Add example authorization capabilities for operations.

index.html

@@ -528,95 +528,229 @@ <h2>
 
       <section class="normative">
         <h2>
-  Operations
+  Operations and Authorization Structure
         </h2>
 
         <p>
 Data vaults allow for the classic set of CRUD (Create, Read, Update and Delete)
 operations on its data models.
+All operations performed by an Encrypted Data Vault must carry appropriate
+authorization. This section considers the structure (data model) of
+authorizations in the context of operations they're authorizing.
         </p>
 
         <section class="normative">
           <h3>
     Create Operation
           </h3>
 
-          <ul>
-            <li>
-Create Vault: Creates/provisions an Encrypted Data Vault by specifying a
-<code>DataVaultConfiguration</code> structure. This includes Replication configuration.
-            </li>
-            <li>
-Create Index: Creates an Index for a particular Vault.
-            </li>
-            <li>
-Create Resource (Document or Stream): Creates a Resource in a given Vault.
-            </li>
-          </ul>
+          <section class="normative">
+            <h4>
+              Create Vault
+            </h4>
+
+            <p>
+This operation creates/provisions an Encrypted Data Vault instance by specifying
+a <code>DataVaultConfiguration</code> structure (see the Encrypted Data Vault
+Data Model section). This includes Replication configuration.
+            </p>
+
+<pre class="example highlight"
+  title="Example authorization capability for a Create Vault operation.">
+{
+  "@context": [
+    "https://w3id.org/security/v2",
+    "https://w3id.org/security/suites/ed25519-2020/v1"
+  ],
+  "id": "urn:zcap:root:https%3A%2F%2Fexample.com%2Fedvs",
+  "allowedAction": "write",
+  // entity on which the operation is performed
+  "invocationTarget": "https://example.com/edvs",
+  // DID used to prove possession (invoke the capability)

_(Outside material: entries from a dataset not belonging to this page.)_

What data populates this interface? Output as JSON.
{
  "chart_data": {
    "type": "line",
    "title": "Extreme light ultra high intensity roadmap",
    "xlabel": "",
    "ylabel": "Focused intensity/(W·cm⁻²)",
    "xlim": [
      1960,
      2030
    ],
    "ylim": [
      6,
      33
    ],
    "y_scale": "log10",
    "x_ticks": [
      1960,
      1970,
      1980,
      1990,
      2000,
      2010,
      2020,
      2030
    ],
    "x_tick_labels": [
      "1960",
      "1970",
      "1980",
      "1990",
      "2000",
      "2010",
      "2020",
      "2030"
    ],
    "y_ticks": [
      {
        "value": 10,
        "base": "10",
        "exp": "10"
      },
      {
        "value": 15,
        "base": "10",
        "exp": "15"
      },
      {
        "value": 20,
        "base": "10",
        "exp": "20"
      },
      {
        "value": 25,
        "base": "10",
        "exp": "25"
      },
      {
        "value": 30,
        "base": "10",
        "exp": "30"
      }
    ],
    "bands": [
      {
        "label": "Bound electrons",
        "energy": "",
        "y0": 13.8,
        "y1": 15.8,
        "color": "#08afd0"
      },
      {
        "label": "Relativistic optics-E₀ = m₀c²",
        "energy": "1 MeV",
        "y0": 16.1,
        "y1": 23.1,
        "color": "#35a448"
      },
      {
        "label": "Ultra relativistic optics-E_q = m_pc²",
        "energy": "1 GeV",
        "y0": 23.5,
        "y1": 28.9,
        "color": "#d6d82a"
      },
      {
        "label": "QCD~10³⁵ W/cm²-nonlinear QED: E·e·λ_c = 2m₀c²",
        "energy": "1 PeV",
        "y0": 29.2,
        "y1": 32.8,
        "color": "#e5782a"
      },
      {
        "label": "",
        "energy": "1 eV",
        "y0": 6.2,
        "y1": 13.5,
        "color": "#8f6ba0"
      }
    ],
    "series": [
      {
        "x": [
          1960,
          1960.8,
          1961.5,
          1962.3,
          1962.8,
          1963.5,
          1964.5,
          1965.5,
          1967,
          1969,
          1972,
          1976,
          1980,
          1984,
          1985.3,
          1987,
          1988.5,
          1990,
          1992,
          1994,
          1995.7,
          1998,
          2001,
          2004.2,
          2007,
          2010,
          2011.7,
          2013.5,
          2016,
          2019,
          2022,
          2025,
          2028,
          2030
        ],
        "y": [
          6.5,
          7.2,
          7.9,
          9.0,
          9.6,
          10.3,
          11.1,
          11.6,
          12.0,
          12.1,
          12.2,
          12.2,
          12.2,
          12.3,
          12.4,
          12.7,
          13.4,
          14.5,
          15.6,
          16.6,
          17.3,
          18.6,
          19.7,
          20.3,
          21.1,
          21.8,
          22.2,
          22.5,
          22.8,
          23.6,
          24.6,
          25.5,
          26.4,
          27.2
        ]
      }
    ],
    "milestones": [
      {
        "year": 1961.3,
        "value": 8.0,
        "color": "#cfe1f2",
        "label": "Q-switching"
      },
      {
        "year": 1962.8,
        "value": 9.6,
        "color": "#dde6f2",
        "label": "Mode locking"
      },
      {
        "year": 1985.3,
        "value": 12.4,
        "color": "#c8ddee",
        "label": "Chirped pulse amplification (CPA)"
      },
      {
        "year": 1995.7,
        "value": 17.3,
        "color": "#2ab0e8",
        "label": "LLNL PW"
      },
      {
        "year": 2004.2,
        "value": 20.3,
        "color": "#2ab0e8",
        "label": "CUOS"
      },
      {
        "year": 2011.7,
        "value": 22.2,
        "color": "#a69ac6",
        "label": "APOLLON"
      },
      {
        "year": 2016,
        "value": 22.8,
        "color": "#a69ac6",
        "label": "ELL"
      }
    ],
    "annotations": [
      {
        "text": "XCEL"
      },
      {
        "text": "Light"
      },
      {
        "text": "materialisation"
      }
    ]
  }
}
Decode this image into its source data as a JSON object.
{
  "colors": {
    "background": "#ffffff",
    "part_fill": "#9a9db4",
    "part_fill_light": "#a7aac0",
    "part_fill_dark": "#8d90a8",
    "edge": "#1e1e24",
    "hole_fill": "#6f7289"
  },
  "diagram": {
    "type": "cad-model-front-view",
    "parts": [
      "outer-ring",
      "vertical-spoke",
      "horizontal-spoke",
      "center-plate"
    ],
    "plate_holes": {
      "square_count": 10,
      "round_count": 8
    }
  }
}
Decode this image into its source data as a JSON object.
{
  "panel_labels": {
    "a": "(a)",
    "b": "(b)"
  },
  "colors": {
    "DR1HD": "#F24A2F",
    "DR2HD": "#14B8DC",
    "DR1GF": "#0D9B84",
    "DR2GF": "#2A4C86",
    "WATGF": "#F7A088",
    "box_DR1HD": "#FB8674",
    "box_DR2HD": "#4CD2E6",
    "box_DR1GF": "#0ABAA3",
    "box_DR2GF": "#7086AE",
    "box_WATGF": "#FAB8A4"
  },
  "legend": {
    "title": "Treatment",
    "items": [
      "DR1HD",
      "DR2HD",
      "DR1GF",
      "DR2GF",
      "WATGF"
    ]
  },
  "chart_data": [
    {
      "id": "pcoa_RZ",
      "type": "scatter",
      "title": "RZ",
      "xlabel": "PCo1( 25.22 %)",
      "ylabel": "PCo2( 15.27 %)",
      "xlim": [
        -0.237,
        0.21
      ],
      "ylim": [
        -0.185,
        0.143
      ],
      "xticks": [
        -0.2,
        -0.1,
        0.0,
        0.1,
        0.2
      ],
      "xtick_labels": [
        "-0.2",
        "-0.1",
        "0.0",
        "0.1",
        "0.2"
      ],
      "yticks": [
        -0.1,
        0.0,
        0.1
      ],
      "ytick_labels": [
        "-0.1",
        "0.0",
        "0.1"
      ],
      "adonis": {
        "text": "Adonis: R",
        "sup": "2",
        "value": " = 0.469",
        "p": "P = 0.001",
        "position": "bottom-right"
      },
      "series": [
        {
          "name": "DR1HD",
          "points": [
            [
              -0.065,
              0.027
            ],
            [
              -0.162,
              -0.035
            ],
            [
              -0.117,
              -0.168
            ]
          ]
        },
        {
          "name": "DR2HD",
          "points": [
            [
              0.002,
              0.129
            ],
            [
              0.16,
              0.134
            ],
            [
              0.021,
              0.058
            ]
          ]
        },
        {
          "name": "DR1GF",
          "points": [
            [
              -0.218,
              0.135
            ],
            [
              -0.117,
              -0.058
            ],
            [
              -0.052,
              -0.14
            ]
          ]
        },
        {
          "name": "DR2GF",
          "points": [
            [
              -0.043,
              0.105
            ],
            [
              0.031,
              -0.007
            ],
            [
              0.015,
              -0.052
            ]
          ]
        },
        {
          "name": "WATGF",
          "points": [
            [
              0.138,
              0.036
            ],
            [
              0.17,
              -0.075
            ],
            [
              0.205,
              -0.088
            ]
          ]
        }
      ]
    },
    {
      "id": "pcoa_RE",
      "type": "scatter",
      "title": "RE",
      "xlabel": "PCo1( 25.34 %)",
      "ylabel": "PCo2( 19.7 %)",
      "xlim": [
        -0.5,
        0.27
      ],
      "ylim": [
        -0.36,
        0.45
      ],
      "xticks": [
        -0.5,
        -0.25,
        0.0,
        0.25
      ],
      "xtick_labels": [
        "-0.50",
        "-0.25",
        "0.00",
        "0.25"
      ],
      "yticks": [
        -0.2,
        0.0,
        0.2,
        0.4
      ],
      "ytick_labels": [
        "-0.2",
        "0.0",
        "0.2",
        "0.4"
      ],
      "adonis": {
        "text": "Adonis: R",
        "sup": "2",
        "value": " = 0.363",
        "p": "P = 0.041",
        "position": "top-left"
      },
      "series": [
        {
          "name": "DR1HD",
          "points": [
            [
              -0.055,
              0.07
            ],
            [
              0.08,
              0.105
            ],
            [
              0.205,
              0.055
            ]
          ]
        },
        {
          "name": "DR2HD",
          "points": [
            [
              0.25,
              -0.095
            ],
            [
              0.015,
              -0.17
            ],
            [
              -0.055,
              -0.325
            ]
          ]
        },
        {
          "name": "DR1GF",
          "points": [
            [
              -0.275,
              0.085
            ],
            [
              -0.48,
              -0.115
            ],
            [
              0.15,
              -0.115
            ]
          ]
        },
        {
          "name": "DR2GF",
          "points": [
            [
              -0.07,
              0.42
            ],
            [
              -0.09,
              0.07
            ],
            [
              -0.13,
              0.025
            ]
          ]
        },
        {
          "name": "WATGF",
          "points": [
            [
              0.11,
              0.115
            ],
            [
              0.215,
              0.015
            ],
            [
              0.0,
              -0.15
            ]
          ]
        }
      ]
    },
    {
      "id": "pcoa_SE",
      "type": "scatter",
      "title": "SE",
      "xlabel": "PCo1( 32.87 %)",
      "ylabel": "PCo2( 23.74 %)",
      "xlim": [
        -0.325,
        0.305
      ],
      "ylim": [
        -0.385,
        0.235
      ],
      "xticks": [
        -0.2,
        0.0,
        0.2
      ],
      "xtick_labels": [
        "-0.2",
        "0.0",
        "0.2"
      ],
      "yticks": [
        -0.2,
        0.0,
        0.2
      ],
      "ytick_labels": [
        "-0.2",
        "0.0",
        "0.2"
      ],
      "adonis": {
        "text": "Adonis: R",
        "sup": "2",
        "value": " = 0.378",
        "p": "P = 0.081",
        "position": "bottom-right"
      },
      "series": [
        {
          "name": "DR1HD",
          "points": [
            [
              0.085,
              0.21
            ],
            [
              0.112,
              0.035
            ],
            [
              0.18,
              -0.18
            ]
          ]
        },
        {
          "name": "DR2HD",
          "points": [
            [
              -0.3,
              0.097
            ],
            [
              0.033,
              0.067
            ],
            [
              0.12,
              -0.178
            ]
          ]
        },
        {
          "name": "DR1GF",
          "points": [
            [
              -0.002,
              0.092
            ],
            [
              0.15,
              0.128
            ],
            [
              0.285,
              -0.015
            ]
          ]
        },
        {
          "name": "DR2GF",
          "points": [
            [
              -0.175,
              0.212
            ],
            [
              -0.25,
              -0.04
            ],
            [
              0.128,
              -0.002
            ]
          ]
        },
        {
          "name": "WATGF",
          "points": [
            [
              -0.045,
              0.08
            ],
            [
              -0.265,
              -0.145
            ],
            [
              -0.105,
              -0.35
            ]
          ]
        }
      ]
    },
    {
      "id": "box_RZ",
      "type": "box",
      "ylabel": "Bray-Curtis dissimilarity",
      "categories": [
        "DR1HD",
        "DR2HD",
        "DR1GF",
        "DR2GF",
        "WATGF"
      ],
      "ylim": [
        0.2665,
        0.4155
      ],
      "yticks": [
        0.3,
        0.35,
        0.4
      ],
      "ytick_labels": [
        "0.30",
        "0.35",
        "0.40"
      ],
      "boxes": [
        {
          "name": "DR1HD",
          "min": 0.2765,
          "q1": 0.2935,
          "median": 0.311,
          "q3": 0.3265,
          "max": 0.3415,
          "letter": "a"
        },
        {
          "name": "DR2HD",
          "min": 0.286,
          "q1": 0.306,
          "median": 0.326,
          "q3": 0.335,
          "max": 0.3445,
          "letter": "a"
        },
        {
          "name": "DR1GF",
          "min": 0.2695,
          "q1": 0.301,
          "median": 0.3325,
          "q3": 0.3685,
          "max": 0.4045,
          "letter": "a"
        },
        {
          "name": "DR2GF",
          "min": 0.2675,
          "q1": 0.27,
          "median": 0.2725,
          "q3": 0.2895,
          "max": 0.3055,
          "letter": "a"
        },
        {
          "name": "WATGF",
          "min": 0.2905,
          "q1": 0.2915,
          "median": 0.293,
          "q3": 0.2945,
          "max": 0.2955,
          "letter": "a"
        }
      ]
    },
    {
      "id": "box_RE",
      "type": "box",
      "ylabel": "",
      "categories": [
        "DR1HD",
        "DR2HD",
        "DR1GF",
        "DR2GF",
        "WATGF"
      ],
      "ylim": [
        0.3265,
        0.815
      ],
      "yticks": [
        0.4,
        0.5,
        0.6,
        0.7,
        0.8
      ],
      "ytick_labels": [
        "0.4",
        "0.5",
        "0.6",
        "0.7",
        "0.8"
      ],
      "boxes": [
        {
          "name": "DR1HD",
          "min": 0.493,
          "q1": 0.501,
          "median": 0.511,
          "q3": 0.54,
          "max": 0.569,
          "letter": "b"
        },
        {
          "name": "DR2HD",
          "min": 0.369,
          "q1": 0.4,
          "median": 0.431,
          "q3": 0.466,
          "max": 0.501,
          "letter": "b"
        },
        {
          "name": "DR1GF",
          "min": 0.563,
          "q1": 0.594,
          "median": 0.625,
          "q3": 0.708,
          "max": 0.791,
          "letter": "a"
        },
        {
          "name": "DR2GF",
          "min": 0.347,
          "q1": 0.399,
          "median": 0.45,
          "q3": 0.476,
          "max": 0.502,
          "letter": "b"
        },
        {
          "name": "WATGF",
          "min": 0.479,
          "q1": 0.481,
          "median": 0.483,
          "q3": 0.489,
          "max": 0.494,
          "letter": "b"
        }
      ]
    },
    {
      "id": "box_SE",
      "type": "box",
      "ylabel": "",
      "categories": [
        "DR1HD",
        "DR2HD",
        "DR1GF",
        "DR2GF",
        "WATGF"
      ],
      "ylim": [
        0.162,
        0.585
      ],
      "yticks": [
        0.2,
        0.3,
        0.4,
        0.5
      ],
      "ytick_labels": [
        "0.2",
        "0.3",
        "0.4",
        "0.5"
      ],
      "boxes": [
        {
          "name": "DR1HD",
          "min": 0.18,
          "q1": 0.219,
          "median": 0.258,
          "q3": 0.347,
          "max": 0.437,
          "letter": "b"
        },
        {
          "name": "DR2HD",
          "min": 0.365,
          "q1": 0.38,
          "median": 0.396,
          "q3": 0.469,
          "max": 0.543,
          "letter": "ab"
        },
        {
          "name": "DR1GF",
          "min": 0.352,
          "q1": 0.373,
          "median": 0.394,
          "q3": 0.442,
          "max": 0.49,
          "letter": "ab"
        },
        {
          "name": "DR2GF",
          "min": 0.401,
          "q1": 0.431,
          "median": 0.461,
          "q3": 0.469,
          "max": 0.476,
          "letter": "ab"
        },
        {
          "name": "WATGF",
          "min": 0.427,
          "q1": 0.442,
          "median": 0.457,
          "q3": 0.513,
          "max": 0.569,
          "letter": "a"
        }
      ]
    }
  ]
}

+  "controller": "did:example:abcd#z6Mkje7QZCEUGCxTsxQjq4V37YGZoUrUc9cwJZ3gLHRTrixF",
+  "proof": {
+    "type": "Ed25519Signature2020",
+    "created": "2021-11-11T20:30:40Z",
+    "verificationMethod": "did:example:abcd#z6Mkje7QZCEUGCxTsxQjq4V37YGZoUrUc9cwJZ3gLHRTrixF",
+    "proofPurpose": "capabilityInvocation",
+    "proofValue": "z3sLGvhHU..."
+  }
+}
+</pre>
+          </section>
+
+          <section class="normative">
+            <h4>
+              Create Resource
+            </h4>
+
+            <p>
+This operation creates an encrypted resource (a Document with or without an
+associated Stream), in a given vault instance.
+            </p>
+          </section>
         </section>
 
         <section class="normative">
           <h3>
     Read Operation
           </h3>
 
-          <ul>
-            <li>
-Read Vault Configuration: Returns the <code>DataVaultConfiguration</code> object
-for a given Vault.
-            </li>
-            <li>
-Read Index: Returns the Index configuration object.
-            </li>
-            <li>
-Read Resource (Document or Stream): Returns the given resource.
-            </li>
-          </ul>
+          <section class="normative">
+            <h4>Read Vault Configuration</h4>
+
+            <p>
+Returns the <code>DataVaultConfiguration</code> object for a given Vault.
+            </p>
+
+<pre class="example highlight"
+  title="Example authorization capability for a Read Vault Config operation.">
+{
+  "@context": [
+    "https://w3id.org/security/v2",
+    "https://w3id.org/security/suites/ed25519-2020/v1"
+  ],
+  "id": "urn:zcap:root:https%3A%2F%2Fexample.com%2Fedvs/z4sRgBJJLnYy",
+  "allowedAction": "read",
+  // entity on which the operation is performed
+  "invocationTarget": "https://example.com/edvs/z4sRgBJJLnYy",
+  // DID used to prove possession (invoke the capability)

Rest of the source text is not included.